Где они находятся, Зверев спрашивать не стал. И без того понятно, что до заветного Сантандера еще плыть и плыть. Убедился, что кормчий стоит на своем посту с прежней невозмутимостью, берегов не видно, а ушкуй двигается вперед — и ушел обратно в отведенную ему конуру. Вытянулся на постели, раз уж стоять все равно было невозможно. Закрыл глаза. Сундук мерно поскрипывал, шелестел за дверью ветер, мерно покачивалась постель — и вскоре к Андрею снова стала подкрадываться дремота. Но в этот раз он смог удержать сознание в достаточной ясности, чтобы уловить границу реальности и сна, и уже в который раз вызвал образ Лютобора, окутал его облаком, вошел внутрь…
— Здравствуй, мудрый волхв. Рад видеть тебя в добром здравии.
— А когда ты во сне меня другим замечал? — улыбнулся чародей, крутя в руках ярко-красное наливное яблоко.
— Я рад тому, что ты передумал, Лютобор, — поправился Зверев. — Что не стал уходить. Честно, очень рад.
— Вот тут ты ошибаешься, чадо, — возразил колдун. — Нет меня больше. Пещера заросла, тропинку водой залило, воду тиной затянуло, и нет больше ко мне хода ни конному, ни лешему, ни летом, ни зимой. Закрылся накрепко, спрятался надежно. Где жил, там почившим остался.
— Почему же я тебя вижу? — не поверил Андрей.

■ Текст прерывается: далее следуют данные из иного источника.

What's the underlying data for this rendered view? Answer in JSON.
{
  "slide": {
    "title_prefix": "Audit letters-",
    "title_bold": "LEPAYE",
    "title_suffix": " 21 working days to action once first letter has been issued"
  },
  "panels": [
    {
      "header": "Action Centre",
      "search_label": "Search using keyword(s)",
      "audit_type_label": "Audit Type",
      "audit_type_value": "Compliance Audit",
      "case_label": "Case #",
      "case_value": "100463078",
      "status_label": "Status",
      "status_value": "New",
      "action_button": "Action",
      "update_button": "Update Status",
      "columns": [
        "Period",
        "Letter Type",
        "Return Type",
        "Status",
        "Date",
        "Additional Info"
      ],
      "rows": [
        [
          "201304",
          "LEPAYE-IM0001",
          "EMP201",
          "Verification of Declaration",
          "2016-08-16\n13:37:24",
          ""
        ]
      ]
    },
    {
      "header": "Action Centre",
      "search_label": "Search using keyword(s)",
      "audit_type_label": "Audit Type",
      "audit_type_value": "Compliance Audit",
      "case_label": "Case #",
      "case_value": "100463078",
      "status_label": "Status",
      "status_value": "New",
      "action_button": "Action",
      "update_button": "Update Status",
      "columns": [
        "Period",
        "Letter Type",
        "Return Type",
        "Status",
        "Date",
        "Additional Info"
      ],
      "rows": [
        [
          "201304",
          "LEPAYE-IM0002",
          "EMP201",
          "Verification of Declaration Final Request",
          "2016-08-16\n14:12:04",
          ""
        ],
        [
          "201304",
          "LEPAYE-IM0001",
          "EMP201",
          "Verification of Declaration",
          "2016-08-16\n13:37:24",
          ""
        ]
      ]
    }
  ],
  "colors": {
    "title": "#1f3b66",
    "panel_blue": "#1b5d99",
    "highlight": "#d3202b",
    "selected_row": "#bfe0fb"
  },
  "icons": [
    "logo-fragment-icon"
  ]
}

— Не все так просто оказалось, — раскрыл ладонь старик, и яблоко вспорхнуло с него пухлым снегирем. — Так много я всего здесь сделал, так старался, что пропиталась духом моим вся земля окрест. В каждом дереве крохотная частица зацепилась, в каждой живности некая толика, а в памяти людской — еще больше. И выходит, чадо, что телом я вроде и мертв, ан дух мой живет на свете, ровно и не изменилось ничего.